In case you’re new, I used to be fat. My 5’7” frame sat at 240lbs before I got pregnant. I don’t actually know how large I ended up being because there is a point of no return on the scale. For me 200lbs was it. I just couldn’t bare look after that. I only did once and 240 stared back at me.
When I talk about being fat I’m not talking about that number. I felt exactly the same way when I hit 150 in junior high. I can look back at picture of myself and see that I wasn’t overweight at that point. But in my mind I had been obese from childhood on. Being “fat” for me wasn’t about the BMI scale or any other objective measurement. It was a set of self defeating mantras and self loathing, countless chances not taken and the ultimate excuse for every failure.
So I made the choice to like myself. I made that choice for myself, sick of wasting so much time worrying about the looks of my body. I made that choice for my daughter, not wanting to teach her to not like herself and wanting to give her a Mom who loved herself and was on her own list of priorities. But this isn’t something that just comes naturally. I spent a good 25 years with the voice in my head telling me I’m not good enough. Turning that off is still a daily task.
So I became an athlete. I cook healthy. I lift big things. I’m proud of what I can do with my body, and I have embraced all of me– even the parts that don’t look photoshopped. I’m a personal trainer. I’m freaking fit mama! I help other people with body image and getting in touch with their respective inner bad ass.
But I still struggle with those same old demons. The ones that tell me I can’t wear something I want to because my thighs don’t look right. That is literally shocked when I tell someone I’m a personal trainer and they don’t laugh.
The point is; it IS hard to love yourself. It’s hard to accept that you are good enough. And it doesn’t matter if you are a size 2 or a size 22, those voices are hard to turn off. They come from everywhere. It’s this accepted task of womanhood : here is your body, it won’t look like any example of what we are told it should look like, deal with it.
So here is how I deal with it.
I do shit with my body everyday that makes me feel good. I lift weights, run stairs, sprint hills (rewind a few years ago that looked more like take walks, humbly start jogging).
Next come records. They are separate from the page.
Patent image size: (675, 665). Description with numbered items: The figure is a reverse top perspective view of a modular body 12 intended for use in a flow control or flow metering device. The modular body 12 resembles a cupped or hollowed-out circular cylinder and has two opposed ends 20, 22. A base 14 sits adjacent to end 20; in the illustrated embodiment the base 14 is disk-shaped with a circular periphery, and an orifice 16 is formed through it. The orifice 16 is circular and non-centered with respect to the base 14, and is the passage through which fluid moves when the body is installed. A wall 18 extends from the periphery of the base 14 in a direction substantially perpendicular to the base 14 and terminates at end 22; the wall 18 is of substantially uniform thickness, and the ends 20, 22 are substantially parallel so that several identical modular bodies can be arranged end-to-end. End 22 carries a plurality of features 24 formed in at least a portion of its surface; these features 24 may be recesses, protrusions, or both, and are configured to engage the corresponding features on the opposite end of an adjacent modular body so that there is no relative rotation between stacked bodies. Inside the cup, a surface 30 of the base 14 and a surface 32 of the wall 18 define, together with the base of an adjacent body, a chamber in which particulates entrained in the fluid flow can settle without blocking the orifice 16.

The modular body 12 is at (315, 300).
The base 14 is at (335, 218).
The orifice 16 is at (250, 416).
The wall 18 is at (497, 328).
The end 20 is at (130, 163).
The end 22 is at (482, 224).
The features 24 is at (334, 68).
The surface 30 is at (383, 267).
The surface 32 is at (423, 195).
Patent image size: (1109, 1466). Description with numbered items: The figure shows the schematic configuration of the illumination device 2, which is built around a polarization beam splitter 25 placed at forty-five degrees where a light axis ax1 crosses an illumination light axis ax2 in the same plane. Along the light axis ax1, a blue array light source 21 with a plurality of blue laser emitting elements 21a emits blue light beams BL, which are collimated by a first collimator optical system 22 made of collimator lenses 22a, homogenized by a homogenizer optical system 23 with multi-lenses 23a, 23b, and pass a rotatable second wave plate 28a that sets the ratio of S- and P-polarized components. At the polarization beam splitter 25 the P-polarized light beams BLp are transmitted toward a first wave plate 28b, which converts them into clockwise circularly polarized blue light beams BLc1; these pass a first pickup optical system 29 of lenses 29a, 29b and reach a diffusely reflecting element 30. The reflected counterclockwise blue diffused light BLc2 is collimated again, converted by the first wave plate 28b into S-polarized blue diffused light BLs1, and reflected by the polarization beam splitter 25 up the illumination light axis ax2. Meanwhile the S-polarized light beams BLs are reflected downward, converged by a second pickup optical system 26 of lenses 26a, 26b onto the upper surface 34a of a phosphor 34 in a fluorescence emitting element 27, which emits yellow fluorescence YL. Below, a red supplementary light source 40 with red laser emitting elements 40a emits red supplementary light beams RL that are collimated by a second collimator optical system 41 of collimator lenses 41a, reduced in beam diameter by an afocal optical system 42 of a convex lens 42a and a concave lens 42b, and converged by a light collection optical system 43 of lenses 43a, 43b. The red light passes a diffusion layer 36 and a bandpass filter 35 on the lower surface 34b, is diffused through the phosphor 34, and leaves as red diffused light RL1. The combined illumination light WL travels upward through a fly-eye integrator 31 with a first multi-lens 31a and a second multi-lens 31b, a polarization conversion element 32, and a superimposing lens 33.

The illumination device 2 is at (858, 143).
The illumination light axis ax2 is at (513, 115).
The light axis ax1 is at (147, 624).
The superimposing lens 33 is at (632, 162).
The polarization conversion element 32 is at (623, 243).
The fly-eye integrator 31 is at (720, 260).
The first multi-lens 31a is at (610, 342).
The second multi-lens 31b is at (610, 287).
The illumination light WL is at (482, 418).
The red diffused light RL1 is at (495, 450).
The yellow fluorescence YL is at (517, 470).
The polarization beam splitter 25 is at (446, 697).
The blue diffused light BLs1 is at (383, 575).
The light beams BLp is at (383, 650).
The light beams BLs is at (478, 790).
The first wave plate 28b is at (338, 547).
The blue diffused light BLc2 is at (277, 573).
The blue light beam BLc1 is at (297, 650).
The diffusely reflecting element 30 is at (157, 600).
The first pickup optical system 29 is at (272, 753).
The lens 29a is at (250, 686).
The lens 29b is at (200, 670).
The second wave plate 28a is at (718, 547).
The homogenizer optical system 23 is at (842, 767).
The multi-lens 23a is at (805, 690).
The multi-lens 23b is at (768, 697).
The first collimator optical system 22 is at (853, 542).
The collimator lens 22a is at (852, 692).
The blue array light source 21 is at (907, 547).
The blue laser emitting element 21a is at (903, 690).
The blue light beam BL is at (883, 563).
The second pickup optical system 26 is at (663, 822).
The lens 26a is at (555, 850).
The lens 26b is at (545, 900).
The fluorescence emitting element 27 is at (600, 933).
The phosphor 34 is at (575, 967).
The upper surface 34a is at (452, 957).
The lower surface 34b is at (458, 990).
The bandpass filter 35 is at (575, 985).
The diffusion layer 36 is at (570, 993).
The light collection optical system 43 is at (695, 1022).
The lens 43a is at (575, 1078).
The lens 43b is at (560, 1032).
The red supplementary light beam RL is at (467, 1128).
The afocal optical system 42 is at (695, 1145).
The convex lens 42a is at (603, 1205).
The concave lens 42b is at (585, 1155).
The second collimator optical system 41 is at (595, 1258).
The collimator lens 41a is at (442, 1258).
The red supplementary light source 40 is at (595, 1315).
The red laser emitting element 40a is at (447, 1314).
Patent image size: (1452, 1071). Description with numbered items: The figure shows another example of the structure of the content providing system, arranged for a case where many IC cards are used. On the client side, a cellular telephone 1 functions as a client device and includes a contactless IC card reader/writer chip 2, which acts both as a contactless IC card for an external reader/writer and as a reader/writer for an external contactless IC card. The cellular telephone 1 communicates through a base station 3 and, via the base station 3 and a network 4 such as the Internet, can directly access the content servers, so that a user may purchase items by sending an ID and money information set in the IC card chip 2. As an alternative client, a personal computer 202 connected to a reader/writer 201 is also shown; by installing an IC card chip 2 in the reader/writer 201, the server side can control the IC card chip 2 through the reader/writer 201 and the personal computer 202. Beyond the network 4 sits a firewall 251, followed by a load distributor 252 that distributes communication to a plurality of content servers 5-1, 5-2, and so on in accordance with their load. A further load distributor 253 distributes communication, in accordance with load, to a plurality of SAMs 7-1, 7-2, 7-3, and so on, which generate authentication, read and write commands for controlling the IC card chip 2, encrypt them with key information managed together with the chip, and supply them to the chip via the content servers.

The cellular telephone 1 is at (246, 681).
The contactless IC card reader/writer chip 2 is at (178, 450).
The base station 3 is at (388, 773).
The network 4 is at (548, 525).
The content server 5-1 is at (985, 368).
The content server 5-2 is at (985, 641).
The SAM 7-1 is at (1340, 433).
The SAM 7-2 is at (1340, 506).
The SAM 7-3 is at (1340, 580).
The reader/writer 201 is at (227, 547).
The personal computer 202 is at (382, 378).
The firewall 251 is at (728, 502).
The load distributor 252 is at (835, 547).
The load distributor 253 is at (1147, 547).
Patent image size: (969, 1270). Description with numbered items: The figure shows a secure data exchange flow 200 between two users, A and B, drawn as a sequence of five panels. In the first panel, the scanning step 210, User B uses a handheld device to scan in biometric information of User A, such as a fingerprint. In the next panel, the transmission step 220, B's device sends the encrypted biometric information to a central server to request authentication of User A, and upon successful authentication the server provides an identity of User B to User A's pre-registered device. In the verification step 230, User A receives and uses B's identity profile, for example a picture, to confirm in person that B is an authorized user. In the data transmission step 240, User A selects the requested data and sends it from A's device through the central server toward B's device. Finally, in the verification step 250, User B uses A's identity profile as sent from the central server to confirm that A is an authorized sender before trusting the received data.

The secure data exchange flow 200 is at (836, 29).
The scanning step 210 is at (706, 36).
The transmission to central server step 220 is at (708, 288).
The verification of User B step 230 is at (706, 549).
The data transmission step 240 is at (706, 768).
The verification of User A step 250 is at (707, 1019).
I regularly take bubble baths. I eat food that makes me feel light and energetic and keep to a minimum those “eat til it hurts” occasions.
I practice, practice, practice loving my body everyday. Which probably sounds ridiculous, but it’s true. I stand butt ass naked in my mirror when I don’t feel so hot and stay there until I do. This usually happens when I’m having a random “I don’t want to put anything I own on my body right now” moment. I start out by checkin out the things I reliably always dig and move on to the other parts. This isn’t like an obsessive, hours long process. But I probably spend a good 15 minutes a week just looking at my naked ass and telling myself – “You look good damn it.”
Maybe that sounds vain. But I would so much rather spend 15 minutes a week telling my naked behind I look hot than the countless hours I have spent in the past loathing all of it. Trying on clothes and hating them. Not wanting to buy new things because I knew I’d have to go to a special store and that felt too embarrassing. So yeah, I’ll take a little vanity over all the self hatred.
I have new mantras. So when the old “you’re not good enough” ones pop up I just conger up one of my much more bad ass ones and tell myself that.
It gets easier. My old mantras don’t come to mind so much. I don’t battle daily with the mirror. The scale can now completely kiss my ass. But all those things came with time.
The point is, I get that this is hard. But you deserve to dig yourself. Think of all the people in your life who dig you. I’m sure it isn’t in spite of your thighs. But the only way to start becoming the confident, bad ass you were meant to be is to start. Decide you’ve had enough fights with your reflection. Decide you deserve better from yourself. Decide that if you are telling yourself something you would never tell your best friend that’s not good enough. And if you have wee ones, realize your thoughts about you are determining the ones they will have about themselves. Decide to be a better example.
It’s not easy killing off the inner fat girl. But damn it, it’s worth it.